Last Updated: Jan 14, 2016 06:13PM UTC
Although it is too early in the adoption of PFS to comprehensively identify recurring issues, governments and other stakeholders should consider the following potential risks, challenges, and limitations before pursuing a PFS project:
  • First-generation PFS transactions are complex arrangements requiring significant legal, empirical, institutional, and financial expertise. Part of this complexity stems from the fact that PFS requires an institutional behavioral shift within government to align activities with outcomes.
  • Procurement rules at all levels of government limit collaborative negotiations of a PFS project.
  • Private investors assume substantial risk in these transactions and may prefer to support low-risk, low-need populations rather than the high-risk populations that governments seek to target.
  • Private investors may prefer programs that yield the highest rates of return rather than those that address the most pressing social concerns. That preference in turn may shape what outcomes service providers focus on as they seek to attract capital.

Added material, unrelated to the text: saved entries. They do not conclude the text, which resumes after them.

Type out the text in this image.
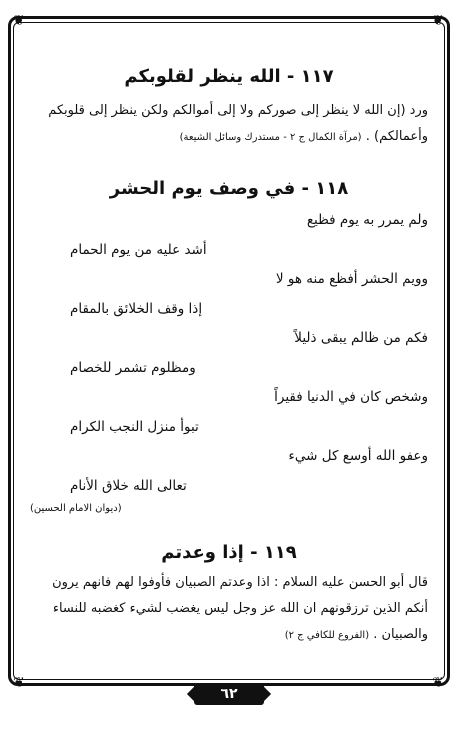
❦	❦
❦	❦
١١٧ - الله ينظر لقلوبكم

ورد (إن الله لا ينظر إلى صوركم ولا إلى أموالكم ولكن ينظر إلى قلوبكم وأعمالكم) . (مرآة الكمال ج ٢ - مستدرك وسائل الشيعة)

١١٨ - في وصف يوم الحشر

ولم يمرر به يوم فظيع

أشد عليه من يوم الحمام

وويم الحشر أفظع منه هو لا

إذا وقف الخلائق بالمقام

فكم من ظالم يبقى ذليلاً

ومظلوم تشمر للخصام

وشخص كان في الدنيا فقيراً

تبوأ منزل النجب الكرام

وعفو الله أوسع كل شيء

تعالى الله خلاق الأنام

(ديوان الامام الحسين)

١١٩ - إذا وعدتم

قال أبو الحسن عليه السلام : اذا وعدتم الصبيان فأوفوا لهم فانهم يرون أنكم الذين ترزقونهم ان الله عز وجل ليس يغضب لشيء كغضبه للنساء والصبيان . (الفروع للكافي ج ٢)

٦٢
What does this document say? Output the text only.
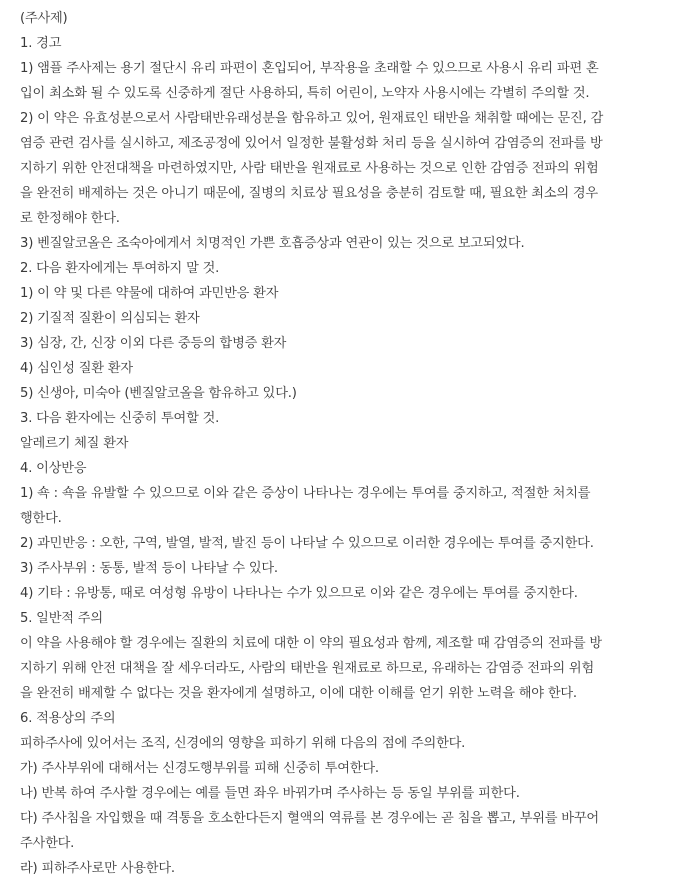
(주사제)
1. 경고
1) 앰플 주사제는 용기 절단시 유리 파편이 혼입되어, 부작용을 초래할 수 있으므로 사용시 유리 파편 혼
입이 최소화 될 수 있도록 신중하게 절단 사용하되, 특히 어린이, 노약자 사용시에는 각별히 주의할 것.
2) 이 약은 유효성분으로서 사람태반유래성분을 함유하고 있어, 원재료인 태반을 채취할 때에는 문진, 감
염증 관련 검사를 실시하고, 제조공정에 있어서 일정한 불활성화 처리 등을 실시하여 감염증의 전파를 방
지하기 위한 안전대책을 마련하였지만, 사람 태반을 원재료로 사용하는 것으로 인한 감염증 전파의 위험
을 완전히 배제하는 것은 아니기 때문에, 질병의 치료상 필요성을 충분히 검토할 때, 필요한 최소의 경우
로 한정해야 한다.
3) 벤질알코올은 조숙아에게서 치명적인 가쁜 호흡증상과 연관이 있는 것으로 보고되었다.
2. 다음 환자에게는 투여하지 말 것.
1) 이 약 및 다른 약물에 대하여 과민반응 환자
2) 기질적 질환이 의심되는 환자
3) 심장, 간, 신장 이외 다른 중등의 합병증 환자
4) 심인성 질환 환자
5) 신생아, 미숙아 (벤질알코올을 함유하고 있다.)
3. 다음 환자에는 신중히 투여할 것.
알레르기 체질 환자
4. 이상반응
1) 쇽 : 쇽을 유발할 수 있으므로 이와 같은 증상이 나타나는 경우에는 투여를 중지하고, 적절한 처치를
행한다.
2) 과민반응 : 오한, 구역, 발열, 발적, 발진 등이 나타날 수 있으므로 이러한 경우에는 투여를 중지한다.
3) 주사부위 : 동통, 발적 등이 나타날 수 있다.
4) 기타 : 유방통, 때로 여성형 유방이 나타나는 수가 있으므로 이와 같은 경우에는 투여를 중지한다.
5. 일반적 주의
이 약을 사용해야 할 경우에는 질환의 치료에 대한 이 약의 필요성과 함께, 제조할 때 감염증의 전파를 방
지하기 위해 안전 대책을 잘 세우더라도, 사람의 태반을 원재료로 하므로, 유래하는 감염증 전파의 위험
을 완전히 배제할 수 없다는 것을 환자에게 설명하고, 이에 대한 이해를 얻기 위한 노력을 해야 한다.
6. 적용상의 주의
피하주사에 있어서는 조직, 신경에의 영향을 피하기 위해 다음의 점에 주의한다.
가) 주사부위에 대해서는 신경도행부위를 피해 신중히 투여한다.
나) 반복 하여 주사할 경우에는 예를 들면 좌우 바꿔가며 주사하는 등 동일 부위를 피한다.
다) 주사침을 자입했을 때 격통을 호소한다든지 혈액의 역류를 본 경우에는 곧 침을 뽑고, 부위를 바꾸어
주사한다.
라) 피하주사로만 사용한다.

  • The behavior of private investors, particularly banks subject to the requirements of the Community Reinvestment Act, may change. Rather than bringing new money to support social goods, PFS could end up maintaining investment levels if Community Reinvestment Act funds are reallocated from current activities .
  • PFS transfers the delivery of services from the public sector to private or nonprofit service providers. This responsibility shift could raise accountability, transparency, quality, and sustainability concerns.